Giorgio Gabanizza con la sua bici, pedalando senza fretta per la sua Verona come se il tempo non contasse, ha attraversato due secoli. Ha percorso la seconda metà del ‘900, iniziando, a fare politica da adolescente ed ha continuato coerente il suo percorso nel terzo millennio, sempre in bicicletta e politicamente impegnato, modulando l’attività a seconda delle stagioni della vita, e sempre su posizioni di una sinistra vera, impiantata saldamente sui principi del marxismo.
” Nel 1957 mi sono iscritto al Partito Socialista, nel ’64 ho aderito alla scissione del Psiup – racconta- che nel ’72 è entrato nel Partito Comunista dove sono rimasto nelle successive varianti Pds e Ds. Quando è stato fondato il Partito Democratico (fusione di ex pci ed ex dc) non vi sono entrato ed abbiamo cercato di dare una prospettiva politica alla sinistra, cercando di mettere insieme le sue diverse anime coniugandole con l’ambientalismo, da Sinistra Democratica a Sinistra Arcobaleno, da Sinistra Ecologia Libertà a Liberi e Uguali assieme a Fratoianni e Bersani,. Infine con Sinistra italiana tentiamo ancora, ostinatamente, di costruire una rete rosso-verde cercando di mettere insieme le diverse espressioni della sinistra e dell’ambientalismo”.
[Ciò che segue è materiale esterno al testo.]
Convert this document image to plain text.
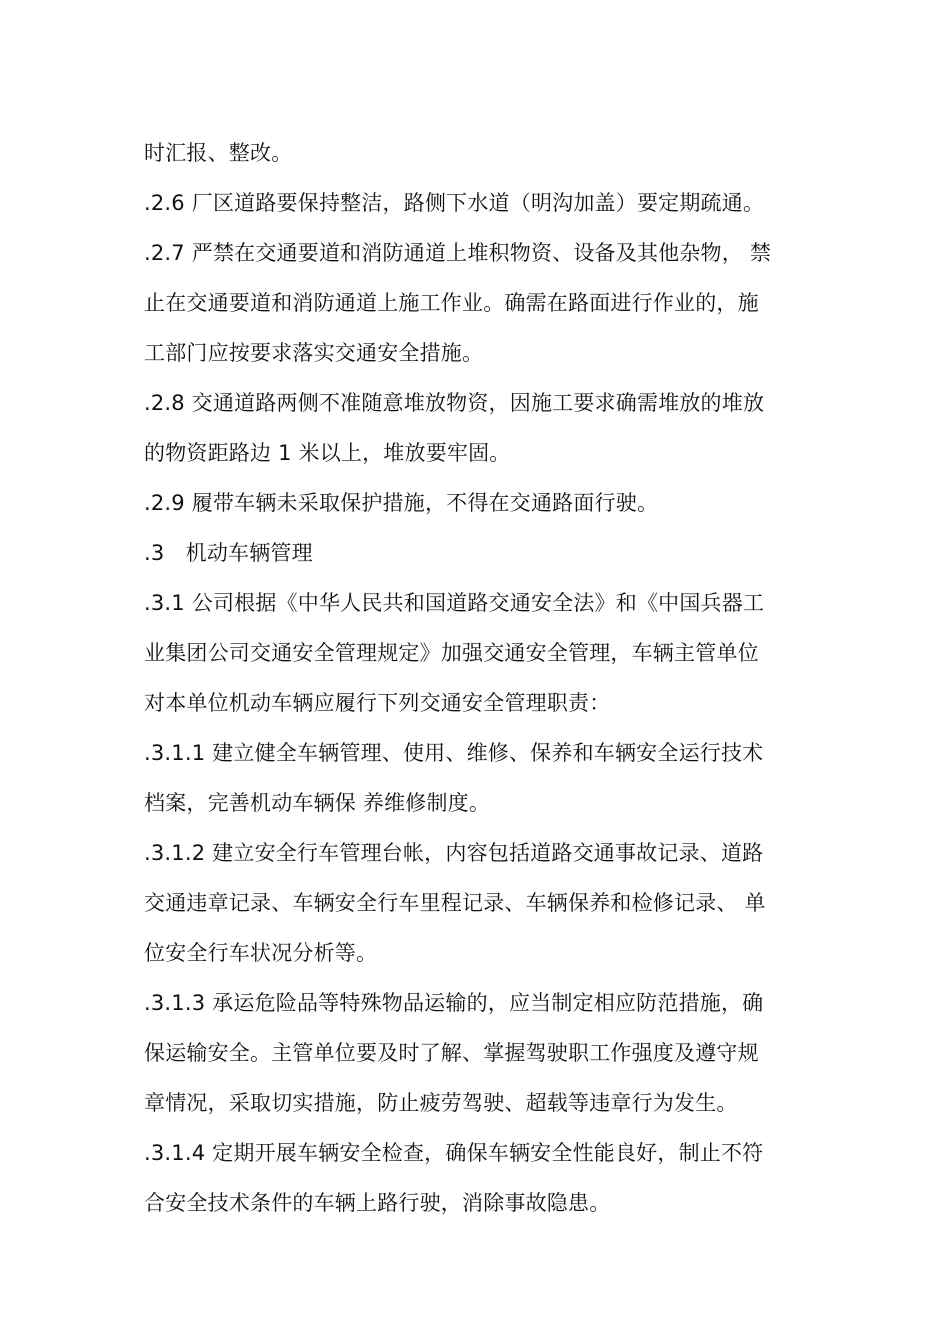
时汇报、整改。
.2.6 厂区道路要保持整洁，路侧下水道（明沟加盖）要定期疏通。
.2.7 严禁在交通要道和消防通道上堆积物资、设备及其他杂物， 禁
止在交通要道和消防通道上施工作业。确需在路面进行作业的，施
工部门应按要求落实交通安全措施。
.2.8 交通道路两侧不准随意堆放物资，因施工要求确需堆放的堆放
的物资距路边 1 米以上，堆放要牢固。
.2.9 履带车辆未采取保护措施，不得在交通路面行驶。
.3　机动车辆管理
.3.1 公司根据《中华人民共和国道路交通安全法》和《中国兵器工
业集团公司交通安全管理规定》加强交通安全管理，车辆主管单位
对本单位机动车辆应履行下列交通安全管理职责：
.3.1.1 建立健全车辆管理、使用、维修、保养和车辆安全运行技术
档案，完善机动车辆保 养维修制度。
.3.1.2 建立安全行车管理台帐，内容包括道路交通事故记录、道路
交通违章记录、车辆安全行车里程记录、车辆保养和检修记录、 单
位安全行车状况分析等。
.3.1.3 承运危险品等特殊物品运输的，应当制定相应防范措施，确
保运输安全。主管单位要及时了解、掌握驾驶职工作强度及遵守规
章情况，采取切实措施，防止疲劳驾驶、超载等违章行为发生。
.3.1.4 定期开展车辆安全检查，确保车辆安全性能良好，制止不符
合安全技术条件的车辆上路行驶，消除事故隐患。
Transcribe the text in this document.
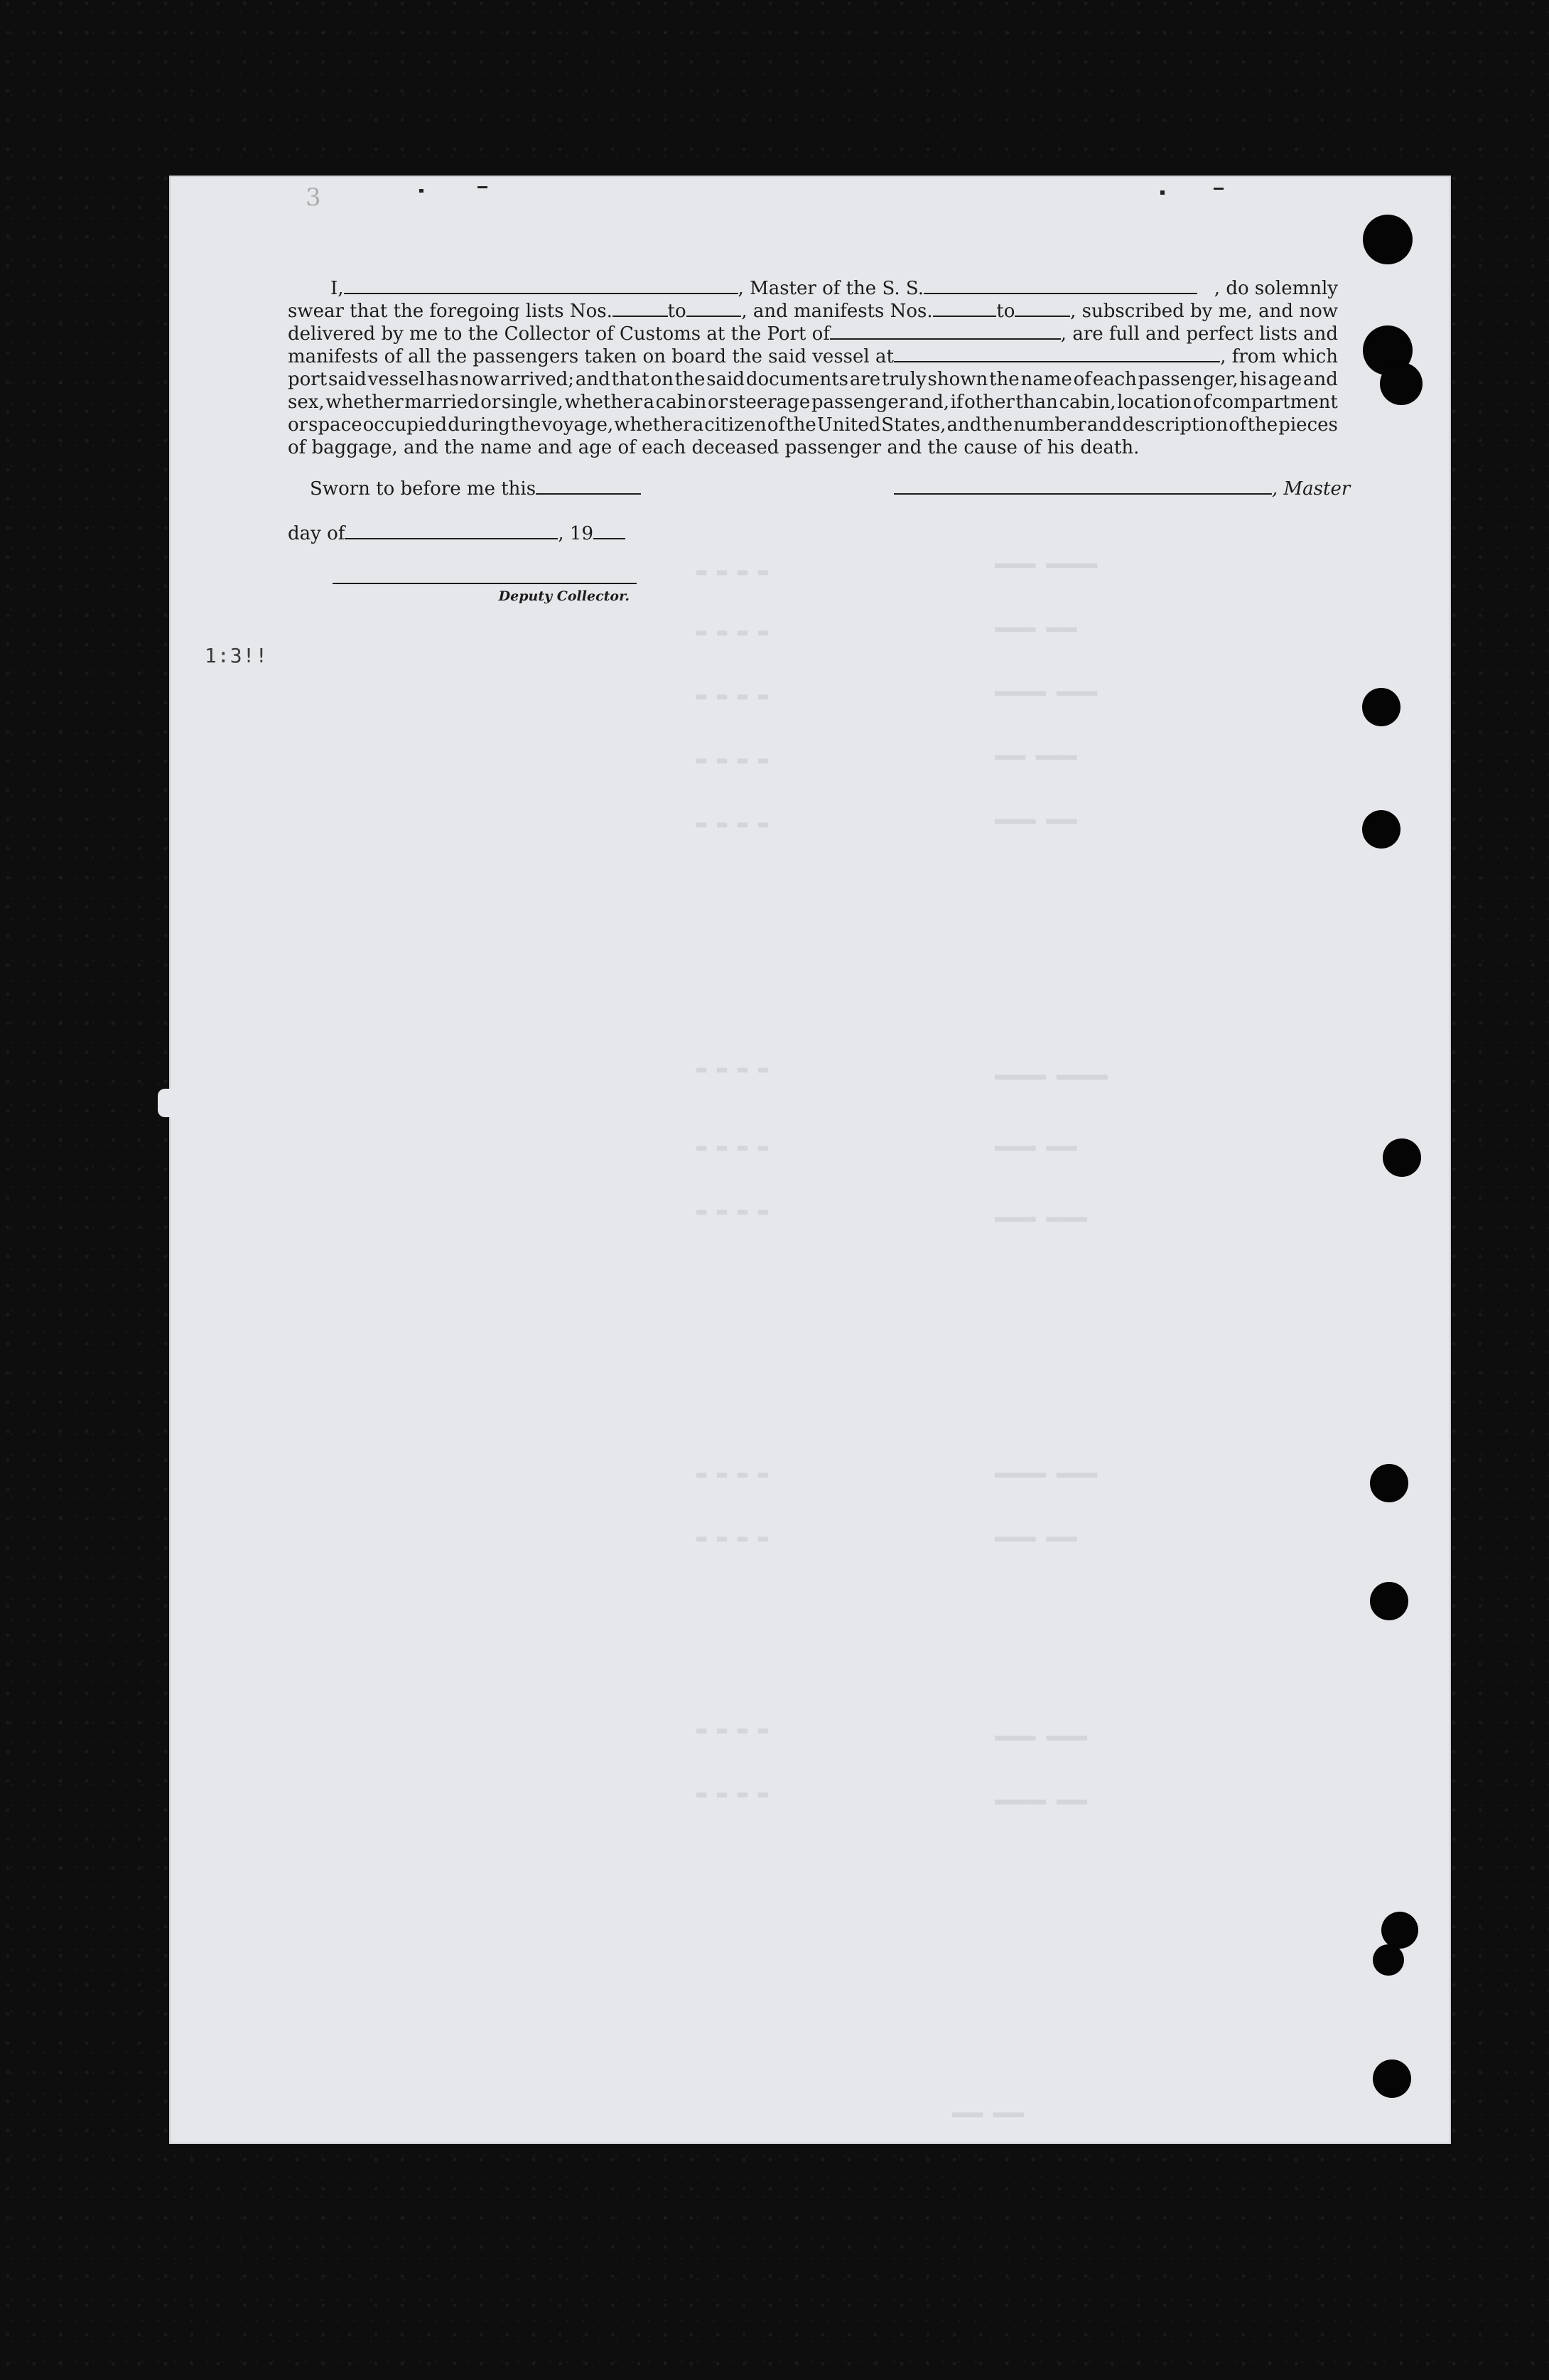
▬ ▬ ▬ ▬	▬▬▬▬ ▬▬▬▬▬
▬ ▬ ▬ ▬	▬▬▬▬ ▬▬▬
▬ ▬ ▬ ▬	▬▬▬▬▬ ▬▬▬▬
▬ ▬ ▬ ▬	▬▬▬ ▬▬▬▬
▬ ▬ ▬ ▬	▬▬▬▬ ▬▬▬
▬ ▬ ▬ ▬	▬▬▬▬▬ ▬▬▬▬▬
▬ ▬ ▬ ▬	▬▬▬▬ ▬▬▬
▬ ▬ ▬ ▬	▬▬▬▬ ▬▬▬▬
▬ ▬ ▬ ▬	▬▬▬▬▬ ▬▬▬▬
▬ ▬ ▬ ▬	▬▬▬▬ ▬▬▬
▬ ▬ ▬ ▬	▬▬▬▬ ▬▬▬▬
▬ ▬ ▬ ▬	▬▬▬▬▬ ▬▬▬
▬▬▬ ▬▬▬
3
I,	, Master of the S. S.	, do solemnly
swear that the foregoing lists Nos.	to	, and manifests Nos.	to	, subscribed by me, and now
delivered by me to the Collector of Customs at the Port of	, are full and perfect lists and
manifests of all the passengers taken on board the said vessel at	, from which
port said vessel has now arrived; and that on the said documents are truly shown the name of each passenger, his age and
sex, whether married or single, whether a cabin or steerage passenger and, if other than cabin, location of compartment
or space occupied during the voyage, whether a citizen of the United States, and the number and description of the pieces
of baggage, and the name and age of each deceased passenger and the cause of his death.
Sworn to before me this	, Master
day of	, 19
Deputy Collector.
1:3!!
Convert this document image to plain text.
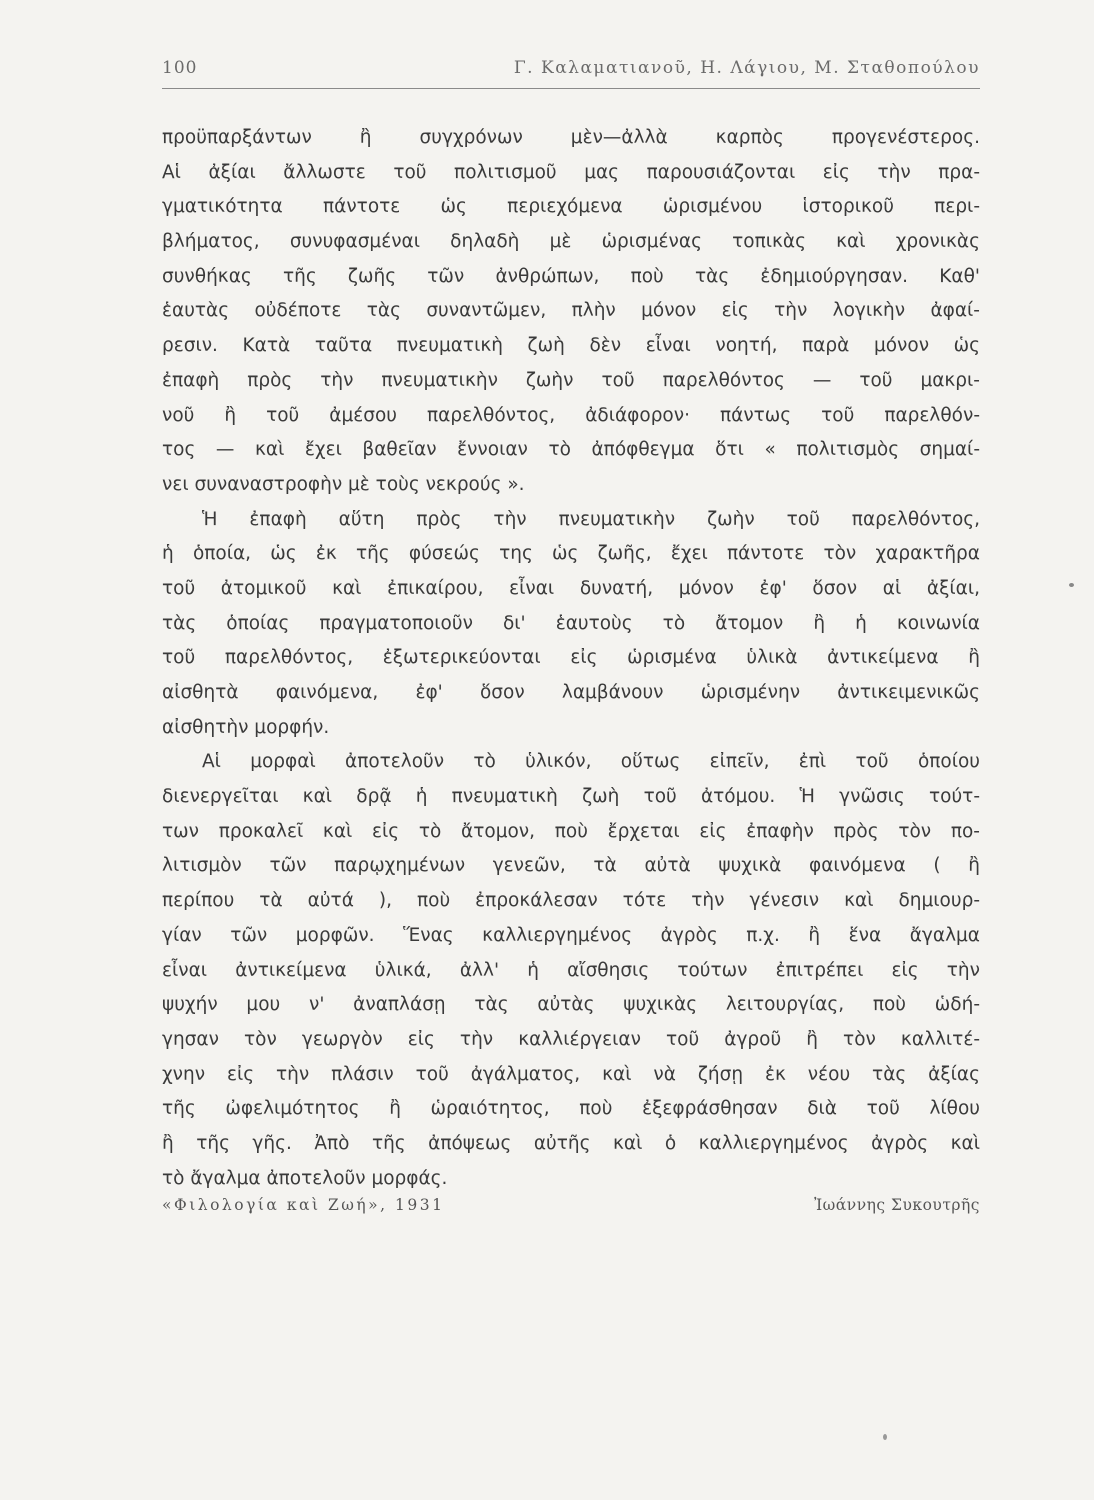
100	Γ. Καλαματιανοῦ, Η. Λάγιου, Μ. Σταθοπούλου
προϋπαρξάντων ἢ συγχρόνων μὲν—ἀλλὰ καρπὸς προγενέστερος.
Αἱ ἀξίαι ἄλλωστε τοῦ πολιτισμοῦ μας παρουσιάζονται εἰς τὴν πρα-
γματικότητα πάντοτε ὡς περιεχόμενα ὡρισμένου ἱστορικοῦ περι-
βλήματος, συνυφασμέναι δηλαδὴ μὲ ὡρισμένας τοπικὰς καὶ χρονικὰς
συνθήκας τῆς ζωῆς τῶν ἀνθρώπων, ποὺ τὰς ἐδημιούργησαν. Καθ'
ἑαυτὰς οὐδέποτε τὰς συναντῶμεν, πλὴν μόνον εἰς τὴν λογικὴν ἀφαί-
ρεσιν. Κατὰ ταῦτα πνευματικὴ ζωὴ δὲν εἶναι νοητή, παρὰ μόνον ὡς
ἐπαφὴ πρὸς τὴν πνευματικὴν ζωὴν τοῦ παρελθόντος — τοῦ μακρι-
νοῦ ἢ τοῦ ἀμέσου παρελθόντος, ἀδιάφορον· πάντως τοῦ παρελθόν-
τος — καὶ ἔχει βαθεῖαν ἔννοιαν τὸ ἀπόφθεγμα ὅτι « πολιτισμὸς σημαί-
νει συναναστροφὴν μὲ τοὺς νεκρούς ».
Ἡ ἐπαφὴ αὕτη πρὸς τὴν πνευματικὴν ζωὴν τοῦ παρελθόντος,
ἡ ὁποία, ὡς ἐκ τῆς φύσεώς της ὡς ζωῆς, ἔχει πάντοτε τὸν χαρακτῆρα
τοῦ ἀτομικοῦ καὶ ἐπικαίρου, εἶναι δυνατή, μόνον ἐφ' ὅσον αἱ ἀξίαι,
τὰς ὁποίας πραγματοποιοῦν δι' ἑαυτοὺς τὸ ἄτομον ἢ ἡ κοινωνία
τοῦ παρελθόντος, ἐξωτερικεύονται εἰς ὡρισμένα ὑλικὰ ἀντικείμενα ἢ
αἰσθητὰ φαινόμενα, ἐφ' ὅσον λαμβάνουν ὡρισμένην ἀντικειμενικῶς
αἰσθητὴν μορφήν.
Αἱ μορφαὶ ἀποτελοῦν τὸ ὑλικόν, οὕτως εἰπεῖν, ἐπὶ τοῦ ὁποίου
διενεργεῖται καὶ δρᾷ ἡ πνευματικὴ ζωὴ τοῦ ἀτόμου. Ἡ γνῶσις τούτ-
των προκαλεῖ καὶ εἰς τὸ ἄτομον, ποὺ ἔρχεται εἰς ἐπαφὴν πρὸς τὸν πο-
λιτισμὸν τῶν παρῳχημένων γενεῶν, τὰ αὐτὰ ψυχικὰ φαινόμενα ( ἢ
περίπου τὰ αὐτά ), ποὺ ἐπροκάλεσαν τότε τὴν γένεσιν καὶ δημιουρ-
γίαν τῶν μορφῶν. Ἕνας καλλιεργημένος ἀγρὸς π.χ. ἢ ἕνα ἄγαλμα
εἶναι ἀντικείμενα ὑλικά, ἀλλ' ἡ αἴσθησις τούτων ἐπιτρέπει εἰς τὴν
ψυχήν μου ν' ἀναπλάσῃ τὰς αὐτὰς ψυχικὰς λειτουργίας, ποὺ ὡδή-
γησαν τὸν γεωργὸν εἰς τὴν καλλιέργειαν τοῦ ἀγροῦ ἢ τὸν καλλιτέ-
χνην εἰς τὴν πλάσιν τοῦ ἀγάλματος, καὶ νὰ ζήσῃ ἐκ νέου τὰς ἀξίας
τῆς ὠφελιμότητος ἢ ὡραιότητος, ποὺ ἐξεφράσθησαν διὰ τοῦ λίθου
ἢ τῆς γῆς. Ἀπὸ τῆς ἀπόψεως αὐτῆς καὶ ὁ καλλιεργημένος ἀγρὸς καὶ
τὸ ἄγαλμα ἀποτελοῦν μορφάς.
«Φιλολογία καὶ Ζωή», 1931	Ἰωάννης Συκουτρῆς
A guardarlo, Gabanizza si vede che è un intellettuale di sinistra. Con una caratteristica sostanziale: la conoscenza lui non l’ha chiacchierata nei salotti, ma l’ha declinata nell’attività politica che vive in maniera totalizzante, come altri della sua generazione, di sinistra o di destra poco importa. Laureato alla Facoltà di Sociologia di Trento, fucina di una parte importante della classe dirigente della sinistra, conduce le sue battaglie a vari livelli. Dal 1970 al 1980 è consigliere provinciale di Verona, dal 1980 al 1990 consigliere comunale di Verona e dal 1990 al 2000 consigliere regionale del Veneto. Attività supportata da una salda cultura che non ha mai cessato di coltivare e che recentemente lo ha portato a pubblicare anche un libro, “Stagioni ritrovate e Appunti per un poema“, poesie composte tra il 1960 e il 1965, in un’altra epoca, ma tutt’ora attuali.
“La mia – dice sintetizzando- è una sinistra plurale, democratica, rosso-verde, che punta alla difesa dei diritti dei lavoratori e dei diritti umani tenendo conto della difesa dell’ambiente in cui viviamo minacciato da un capitalismo che impoverisce i cittadini e distrugge la natura”.
E la sinistra di adesso?
“Mi permetto di ritenere che il PD è una variante del Pensiero Unico -risponde senza esitazione- su posizioni, talvolta progressiste, ma neo-liberiste. Per questo, quando si è costituito il Pd , con Giovanni Berlinguer, Fabio Mussi, Claudio Fava, Nichi Vendola e molte e molti altri non siamo entrati per fondare Sinistra Democratica che, nel tempo, per aggregare altre organizzazioni analoghe, ha cambiato nome ma non prospettive politiche.
Alla luce della sua esperienza qual è lo stato della democrazia oggi?
“Il sistema dominato dal Pensiero Unico la sta smantellando pezzo dopo pezzo. Un esempio è stata la riforma delle province: hanno mantenuto le medesime competenze ed hanno solo abolito il momento democratico dell’elezione dei consiglieri. Per non parlare del sistema maggioritario, dell’impossibilità dell’elettore di scegliere i propri rappresentanti con la preferenza, della trasformazione dei partiti che oggi sono nelle mani di un capo, privi di confronto e di democrazia interna, perdendo così il loro ruolo di mediatori fra il popolo e le istituzioni.”
Lei è stato per dieci anni consigliere regionale del Veneto dove il tema dell’autonomia è molto sentito. Qual è la sua posizione?
“Sono sostanzialmente favorevole all’autonomia perché porta più vicino ai cittadini la sede delle decisioni ed è quindi un compimento della democrazia. Però essendo la regione un ente legislativo e di coordinamento, l’amministrazione va lasciata al livello provinciale e comunale secondo il principio della sussidiarietà.”
E visto che mi parla del livello comunale: un suo giudizio sull’amministrazione Sboarina?
“E’ una amministrazione di destra assai divisa, debole, espressione della crisi complessiva del blocco di potere che comanda da anni Verona e della sua incapacità di rappresentanza.”